6.) If you are feeling sad, down or overly emotional, keep the lines of communication open with your medical team. My family is also prone to depression. I've also had my own challenges over my life. With this in mind, I left the hospital both times with a prescription for an anti-depressant. Sometimes you need help, whether it is counseling or a prescription. Don't hesitate to talk to your doctor or other medical professionals about this. My doctor, the pediatrician, and the lactation consultant all talked to me about it. I'm so glad they did!

7.) Follow your instincts and advocate for yourself. You know your body best. You know your baby best. If something isn't quite right, don't let the medical professionals dismiss you. Serena Williams has very publicly shared the challenges she faced post delivery. If she didn't push, she might not be alive now. I know it can be tough to tell a medical professional "you're wrong" but ultimately you have a great sense of what's okay and what isn't.

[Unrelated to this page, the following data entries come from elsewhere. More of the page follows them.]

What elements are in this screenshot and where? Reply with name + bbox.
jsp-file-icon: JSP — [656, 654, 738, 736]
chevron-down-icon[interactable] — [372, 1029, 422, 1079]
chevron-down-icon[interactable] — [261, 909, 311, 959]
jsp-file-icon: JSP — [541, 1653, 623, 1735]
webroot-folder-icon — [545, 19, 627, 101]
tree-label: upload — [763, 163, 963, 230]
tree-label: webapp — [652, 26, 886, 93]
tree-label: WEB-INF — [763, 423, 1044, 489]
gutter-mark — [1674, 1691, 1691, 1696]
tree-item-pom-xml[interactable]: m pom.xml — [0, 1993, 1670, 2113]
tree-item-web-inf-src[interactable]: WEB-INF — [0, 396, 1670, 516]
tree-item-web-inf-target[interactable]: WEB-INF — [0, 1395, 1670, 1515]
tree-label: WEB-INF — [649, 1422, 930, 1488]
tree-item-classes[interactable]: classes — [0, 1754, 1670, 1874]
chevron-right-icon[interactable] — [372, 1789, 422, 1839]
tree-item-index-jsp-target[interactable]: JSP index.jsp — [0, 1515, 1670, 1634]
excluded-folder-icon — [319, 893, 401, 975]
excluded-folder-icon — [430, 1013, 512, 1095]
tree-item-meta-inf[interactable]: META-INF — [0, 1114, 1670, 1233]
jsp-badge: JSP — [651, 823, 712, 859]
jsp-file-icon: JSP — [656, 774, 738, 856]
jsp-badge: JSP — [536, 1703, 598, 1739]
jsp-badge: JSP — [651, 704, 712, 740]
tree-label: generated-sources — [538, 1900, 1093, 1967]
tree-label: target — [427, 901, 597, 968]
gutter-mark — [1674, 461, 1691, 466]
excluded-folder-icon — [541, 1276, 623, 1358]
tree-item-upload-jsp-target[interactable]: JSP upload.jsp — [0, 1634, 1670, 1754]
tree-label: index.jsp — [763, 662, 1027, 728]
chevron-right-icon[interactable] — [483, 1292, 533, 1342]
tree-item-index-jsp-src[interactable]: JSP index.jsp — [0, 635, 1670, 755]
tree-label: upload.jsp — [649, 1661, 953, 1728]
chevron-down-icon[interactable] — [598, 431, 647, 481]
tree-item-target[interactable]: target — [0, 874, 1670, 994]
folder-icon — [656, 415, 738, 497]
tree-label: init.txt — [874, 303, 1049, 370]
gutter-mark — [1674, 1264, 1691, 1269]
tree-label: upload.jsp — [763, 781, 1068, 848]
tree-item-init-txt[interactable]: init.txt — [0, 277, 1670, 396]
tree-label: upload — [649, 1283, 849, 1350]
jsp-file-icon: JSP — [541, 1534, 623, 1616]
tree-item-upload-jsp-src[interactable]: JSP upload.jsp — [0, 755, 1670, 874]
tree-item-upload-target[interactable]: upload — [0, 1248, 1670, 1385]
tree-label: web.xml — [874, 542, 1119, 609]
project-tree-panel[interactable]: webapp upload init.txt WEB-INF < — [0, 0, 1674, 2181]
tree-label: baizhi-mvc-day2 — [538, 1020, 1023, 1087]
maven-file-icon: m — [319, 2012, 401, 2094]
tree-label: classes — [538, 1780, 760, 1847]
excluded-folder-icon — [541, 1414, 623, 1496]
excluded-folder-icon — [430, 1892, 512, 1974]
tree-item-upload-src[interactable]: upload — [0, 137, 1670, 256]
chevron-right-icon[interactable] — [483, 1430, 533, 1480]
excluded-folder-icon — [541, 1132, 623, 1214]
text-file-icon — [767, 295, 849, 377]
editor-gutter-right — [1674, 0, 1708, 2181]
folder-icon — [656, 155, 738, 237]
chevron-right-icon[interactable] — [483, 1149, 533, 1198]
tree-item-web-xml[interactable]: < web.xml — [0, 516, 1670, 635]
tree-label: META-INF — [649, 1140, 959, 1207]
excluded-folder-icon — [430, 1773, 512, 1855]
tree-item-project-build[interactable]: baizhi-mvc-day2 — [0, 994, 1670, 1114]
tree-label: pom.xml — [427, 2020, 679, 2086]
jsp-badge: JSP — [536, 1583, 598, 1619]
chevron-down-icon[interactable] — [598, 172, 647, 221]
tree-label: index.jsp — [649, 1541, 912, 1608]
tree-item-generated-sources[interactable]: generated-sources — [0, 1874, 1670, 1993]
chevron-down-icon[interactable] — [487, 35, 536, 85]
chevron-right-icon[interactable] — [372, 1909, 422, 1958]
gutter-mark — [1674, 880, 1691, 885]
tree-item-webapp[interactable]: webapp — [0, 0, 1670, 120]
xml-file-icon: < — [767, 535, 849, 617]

Push when you need to!!

8.) Don't feel you need to do all the things people do now. And don't feel guilty if you want to! We didn't do newborn photos for either kid. I don't regret it. We took a ton of photos of our own. That said, I love looking at other people's newborn photos. We have more and more "must dos". Determine your own.

9.) Be prepared to buy that thing you didn't even know you needed! We didn't have the best swing for our son who was super colic-y. So we bought a new one. Babies will determine what you need and it might not be what you have. Be flexible if you have the resources to be.

10.) Find your mom network. Having other moms to bounce things off of is HUGE. I had a small group of new moms and some experienced moms I could count on for advice or could run things by. Join a MOMS Club. Put together a Facebook group of moms at similar stages. Join the Facebook group for your Wonder Weeks month. Join the support group at your hospital or local lactation support center.

You've got this Momma! As you navigate this life change, I'd love to hear what advice you think I missed. And please, believe in yourself. How lucky that kiddo is to have you!!